Sim, a história de sempre, a ilusão de sempre, o desfecho praticamente de sempre - nós a chorar, eles avanti. Tem havido umas poucas excepções, claro (lembre-se que este Benfica venceu duas vezes a Juventus na fase de grupos da Champions; e o FC Porto de Conceição, nos últimos anos, tratou da saúde à Roma, Juventus, Milan e Lazio), mas de uma forma geral o grande embuste permanece inalterado e nós continuamos a cair nele como patinhos: o Inter não jogava um caracol, não saía da trincheira… e depois eliminou o FC Porto sem sofrer um único golo em 180 minutos (!)… e agora prepara-se para ferrar o mesmo destino ao Benfica.
Eles não sabem nadar, mas quem morre por afogamento (quantas vezes com a praia irritantemente à vista…), somos nós!
Portanto, o Sporting sabe ao que vai. A Juventus, como o Inter, pertence à grande família do futebol italiano. À grande família dos escorpiões que castigam os deslizes alheios com ferroadas letais. Pode Allegri, porque a isso está obrigado (a Juve tem de ganhar a Liga Europa para se qualificar para a Champions), arriscar hoje uma versão mais audaciosa (um 3x4x3, com Angel di María, Milik e Chiesa na frente de ataque), que o perfil da equipa não mudará substancialmente. Defendem bem, são muito fortes do ponto de vista atlético e competem com a astúcia de uma raposa velha (o tanque francês Rabiot é uma boa súmula do que acabei de dizer); e quando farejam medo do outro lado, geralmente não perdoam. Como boas hienas.

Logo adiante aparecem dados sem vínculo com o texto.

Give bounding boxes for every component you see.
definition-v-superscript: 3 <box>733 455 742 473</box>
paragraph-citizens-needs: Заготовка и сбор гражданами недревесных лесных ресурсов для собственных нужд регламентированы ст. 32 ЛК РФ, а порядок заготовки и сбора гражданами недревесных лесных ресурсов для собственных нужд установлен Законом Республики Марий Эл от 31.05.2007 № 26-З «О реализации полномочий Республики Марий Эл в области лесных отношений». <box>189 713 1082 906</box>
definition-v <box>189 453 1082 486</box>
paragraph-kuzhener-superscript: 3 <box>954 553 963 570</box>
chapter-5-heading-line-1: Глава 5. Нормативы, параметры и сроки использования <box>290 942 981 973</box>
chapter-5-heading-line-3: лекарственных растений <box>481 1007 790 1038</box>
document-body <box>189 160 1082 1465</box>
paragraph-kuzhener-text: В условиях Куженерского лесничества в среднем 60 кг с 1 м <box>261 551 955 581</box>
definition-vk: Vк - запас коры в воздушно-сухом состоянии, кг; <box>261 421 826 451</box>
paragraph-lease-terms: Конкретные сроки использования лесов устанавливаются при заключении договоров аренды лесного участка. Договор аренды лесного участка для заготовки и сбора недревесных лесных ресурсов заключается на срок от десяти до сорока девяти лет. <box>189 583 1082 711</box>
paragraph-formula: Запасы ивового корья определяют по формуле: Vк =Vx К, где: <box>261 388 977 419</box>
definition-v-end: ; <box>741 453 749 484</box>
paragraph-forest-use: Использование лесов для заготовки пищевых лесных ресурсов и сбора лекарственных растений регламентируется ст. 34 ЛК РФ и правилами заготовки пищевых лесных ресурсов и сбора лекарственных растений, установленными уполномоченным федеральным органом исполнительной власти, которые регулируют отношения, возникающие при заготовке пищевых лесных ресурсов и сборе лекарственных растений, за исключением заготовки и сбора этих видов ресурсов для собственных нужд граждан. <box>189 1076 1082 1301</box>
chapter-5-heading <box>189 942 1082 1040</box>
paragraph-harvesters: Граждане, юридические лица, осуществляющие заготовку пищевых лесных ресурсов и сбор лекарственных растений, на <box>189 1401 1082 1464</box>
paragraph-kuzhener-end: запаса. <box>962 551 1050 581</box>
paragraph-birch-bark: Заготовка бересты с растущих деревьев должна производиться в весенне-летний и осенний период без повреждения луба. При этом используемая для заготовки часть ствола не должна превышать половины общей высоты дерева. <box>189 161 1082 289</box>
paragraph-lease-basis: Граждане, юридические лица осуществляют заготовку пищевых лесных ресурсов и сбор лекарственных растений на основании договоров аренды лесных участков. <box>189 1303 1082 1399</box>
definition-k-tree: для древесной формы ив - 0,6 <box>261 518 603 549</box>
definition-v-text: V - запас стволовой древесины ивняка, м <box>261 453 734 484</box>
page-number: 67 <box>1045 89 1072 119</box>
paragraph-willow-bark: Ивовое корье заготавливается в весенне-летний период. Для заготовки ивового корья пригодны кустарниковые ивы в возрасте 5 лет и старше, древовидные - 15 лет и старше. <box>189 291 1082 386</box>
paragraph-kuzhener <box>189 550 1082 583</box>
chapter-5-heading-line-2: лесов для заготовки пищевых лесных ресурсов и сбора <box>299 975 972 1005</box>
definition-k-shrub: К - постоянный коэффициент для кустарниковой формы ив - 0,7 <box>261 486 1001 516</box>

Por isso, a única versão do Sporting com possibilidades de sobreviver à armadilha de Turim é aquela que Rúben Amorim apresentou em Frankfurt (sem aqueles minutos iniciais…) e em Londres, tanto no estádio do Tottenham como, sobretudo, no estádio do Arsenal. Um Sporting sem medo, a fazer-se ao jogo com personalidade, caráter e uma vontade enorme de comer o Mundo (como costumava dizer Pep Guardiola no início da carreira de treinador). É um jogo a pedir o fortíssimo espírito de corpo que se viu no Emirates mas também o virtuosismo de predestinados como Pedro Gonçalves, Marcus Edwards e o Francisco Trincão do Casa Pia. Só um leão nesse registo coletivo e individual pode voltar a surpreender a Europa.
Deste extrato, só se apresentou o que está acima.